Django HTTPS с nginx в качестве обратного прокси. Проблемы с токенами CSRF
Я разработал приложение Django, которое запускается внутри контейнера docker. За пределами контейнера запущенный nginx выполняет обратную прокси-трансляцию запросов к этому приложению django. Django работает через WSGI с помощью gunicorn.
Общая настройка:
- Я использую HTTP-сервер на 80-м порту, который обслуживает только перенаправление на HTTPS на 443-м порту. Никакие данные на этом порту не передаются.
- Порт 443 настроен для HTTP/2 с SSL-шифрованием.
- Путь
/staticобслуживается nginx для предоставления статических данных django. - Путь
/настроен как прокси для экземпляра django:
- Путь
location / {
proxy_set_header Host $http_host;
proxy_set_header X-Real-IP $remote_addr;
proxy_set_header X-Forwarded-For $proxy_add_x_forwarded_for;
proxy_set_header X-Forwarded-Proto $scheme;
proxy_pass http://127.0.0.1:8000; # This is the port the docker container with my django listens to
}
Django (версия 5.1.3) сконфигурирован со следующими опциями:
# Production only settings
SESSION_COOKIE_SECURE = True
CSRF_COOKIE_SECURE = True
SECURE_SSL_REDIRECT = False
Я установил значение SECURE_SSL_REDIRECT в false, так как у меня есть внутренняя проверка работоспособности сервера, которая обращается к приложению django на http://localhost:8000 и проверяет его состояние. Поскольку на этом маршруте нет HTTPS, принудительное SSL-перенаправление нарушит эту проверку. Я полагаюсь на строгую конфигурацию nginx, что внешний доступ никогда не может происходить через HTTP (без S). Конечно, порт 8000 заблокирован от интернета и разрешен только для соединений с localhost.
Первый вопрос: Является ли такой подход жизнеспособным для производства?

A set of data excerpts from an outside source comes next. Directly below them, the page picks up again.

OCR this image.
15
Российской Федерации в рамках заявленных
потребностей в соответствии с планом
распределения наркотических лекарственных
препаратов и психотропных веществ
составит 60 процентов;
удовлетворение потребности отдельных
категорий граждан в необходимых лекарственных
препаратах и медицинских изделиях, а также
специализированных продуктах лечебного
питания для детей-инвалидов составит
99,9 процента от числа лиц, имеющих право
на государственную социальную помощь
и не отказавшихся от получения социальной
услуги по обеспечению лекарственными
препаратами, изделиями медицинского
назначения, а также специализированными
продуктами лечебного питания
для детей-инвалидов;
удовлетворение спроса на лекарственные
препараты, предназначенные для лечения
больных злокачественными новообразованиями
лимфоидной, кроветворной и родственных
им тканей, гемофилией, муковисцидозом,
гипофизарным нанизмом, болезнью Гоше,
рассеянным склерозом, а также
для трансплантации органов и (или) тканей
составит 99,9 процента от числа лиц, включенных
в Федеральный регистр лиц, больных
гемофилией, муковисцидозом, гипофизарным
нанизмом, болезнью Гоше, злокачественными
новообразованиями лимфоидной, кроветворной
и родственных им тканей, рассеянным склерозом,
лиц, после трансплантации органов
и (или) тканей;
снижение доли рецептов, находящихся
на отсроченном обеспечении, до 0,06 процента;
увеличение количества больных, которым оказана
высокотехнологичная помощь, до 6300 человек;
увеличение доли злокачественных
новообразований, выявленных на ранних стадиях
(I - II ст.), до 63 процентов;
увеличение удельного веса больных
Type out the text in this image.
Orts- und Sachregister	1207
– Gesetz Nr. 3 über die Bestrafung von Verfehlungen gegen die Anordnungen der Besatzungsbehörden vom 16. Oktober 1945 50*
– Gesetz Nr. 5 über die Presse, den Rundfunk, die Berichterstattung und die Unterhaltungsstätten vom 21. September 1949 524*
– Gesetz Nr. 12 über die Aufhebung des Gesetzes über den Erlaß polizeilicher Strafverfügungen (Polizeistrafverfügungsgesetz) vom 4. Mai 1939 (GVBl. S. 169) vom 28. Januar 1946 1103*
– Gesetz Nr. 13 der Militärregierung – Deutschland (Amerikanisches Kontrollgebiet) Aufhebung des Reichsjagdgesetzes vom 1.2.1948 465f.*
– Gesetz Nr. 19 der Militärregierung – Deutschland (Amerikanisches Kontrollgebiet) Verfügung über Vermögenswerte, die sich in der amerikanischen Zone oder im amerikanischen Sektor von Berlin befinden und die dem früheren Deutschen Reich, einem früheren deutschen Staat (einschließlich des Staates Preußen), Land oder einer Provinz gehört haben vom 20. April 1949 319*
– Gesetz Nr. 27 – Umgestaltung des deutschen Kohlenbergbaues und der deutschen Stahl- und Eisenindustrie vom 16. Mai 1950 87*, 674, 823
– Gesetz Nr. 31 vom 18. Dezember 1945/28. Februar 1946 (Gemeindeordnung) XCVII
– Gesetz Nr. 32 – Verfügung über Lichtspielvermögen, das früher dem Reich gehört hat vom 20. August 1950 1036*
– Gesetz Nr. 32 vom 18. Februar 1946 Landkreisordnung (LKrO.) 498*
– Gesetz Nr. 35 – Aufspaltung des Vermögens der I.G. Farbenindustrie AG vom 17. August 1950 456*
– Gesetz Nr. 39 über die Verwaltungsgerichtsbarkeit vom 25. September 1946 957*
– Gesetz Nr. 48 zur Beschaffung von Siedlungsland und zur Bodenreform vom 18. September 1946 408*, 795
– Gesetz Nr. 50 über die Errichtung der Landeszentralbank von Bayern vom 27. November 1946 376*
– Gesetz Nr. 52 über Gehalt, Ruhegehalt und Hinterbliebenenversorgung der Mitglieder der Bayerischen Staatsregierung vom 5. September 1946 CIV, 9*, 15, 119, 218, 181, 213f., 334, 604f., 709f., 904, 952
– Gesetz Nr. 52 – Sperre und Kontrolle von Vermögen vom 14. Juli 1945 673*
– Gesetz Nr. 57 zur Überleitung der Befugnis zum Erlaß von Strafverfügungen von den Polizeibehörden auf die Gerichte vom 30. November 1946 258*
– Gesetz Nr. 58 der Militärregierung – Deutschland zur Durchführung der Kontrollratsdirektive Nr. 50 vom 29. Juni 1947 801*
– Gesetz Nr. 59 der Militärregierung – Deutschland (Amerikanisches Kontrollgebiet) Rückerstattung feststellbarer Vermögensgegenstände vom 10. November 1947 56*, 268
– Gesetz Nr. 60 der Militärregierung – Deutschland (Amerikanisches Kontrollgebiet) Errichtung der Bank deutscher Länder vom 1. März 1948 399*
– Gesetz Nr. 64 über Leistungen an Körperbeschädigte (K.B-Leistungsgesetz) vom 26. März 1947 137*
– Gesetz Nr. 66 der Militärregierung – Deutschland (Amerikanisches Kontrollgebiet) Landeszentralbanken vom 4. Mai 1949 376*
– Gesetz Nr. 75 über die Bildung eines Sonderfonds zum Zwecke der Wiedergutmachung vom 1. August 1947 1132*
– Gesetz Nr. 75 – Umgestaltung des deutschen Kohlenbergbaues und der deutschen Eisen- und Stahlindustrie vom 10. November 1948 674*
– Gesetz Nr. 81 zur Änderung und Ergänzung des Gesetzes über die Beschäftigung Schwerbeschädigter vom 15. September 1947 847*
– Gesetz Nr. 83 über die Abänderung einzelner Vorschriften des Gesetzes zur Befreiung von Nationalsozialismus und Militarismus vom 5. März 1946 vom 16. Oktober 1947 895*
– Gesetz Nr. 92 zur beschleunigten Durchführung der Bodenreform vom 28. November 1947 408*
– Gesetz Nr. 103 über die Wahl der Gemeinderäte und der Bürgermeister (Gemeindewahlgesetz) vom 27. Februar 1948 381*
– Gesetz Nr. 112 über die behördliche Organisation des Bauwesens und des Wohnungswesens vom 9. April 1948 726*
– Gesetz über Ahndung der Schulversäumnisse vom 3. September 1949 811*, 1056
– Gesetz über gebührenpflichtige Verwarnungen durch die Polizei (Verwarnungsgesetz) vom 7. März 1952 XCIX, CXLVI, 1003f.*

Второй вопрос: Я явно упомянул, что использую контейнер docker, потому что у меня есть друг, использующий то же приложение на своем сервере. Он использует тот же контейнер docker. Таким образом, различия в настройках django устраняются. Однако на его сервере установлена более старая версия nginx.
Он использует: nginx/1.14.2. Назовем это «старой установкой».
Я использую: nginx/1.26.2. Назовем это «новой установкой»
На старой установке CSRF-токены не работают из-за неудачных проверок безопасности. В том числе
SECURE_PROXY_SSL_HEADER = ("HTTP_X_FORWARDED_PROTO", "https")
в конфигурации django решает эту проблему.
На новой установке с моей стороны в этом нет необходимости. Классический случай «Работает, но я не знаю почему». Я не могу понять, почему она работает на «новой установке». У кого-нибудь есть идеи, почему эта конфигурация показывает разное поведение на двух установках?
В настоящее время я не решаюсь просто включить SECURE_PROXY_SSL_HEADER = ("HTTP_X_FORWARDED_PROTO", "https"), так как не понял суть проблемы.
Согласно вики, я думаю, что это должно быть безопасно с вышеописанной конфигурацией прокси nginx, но я не уверен.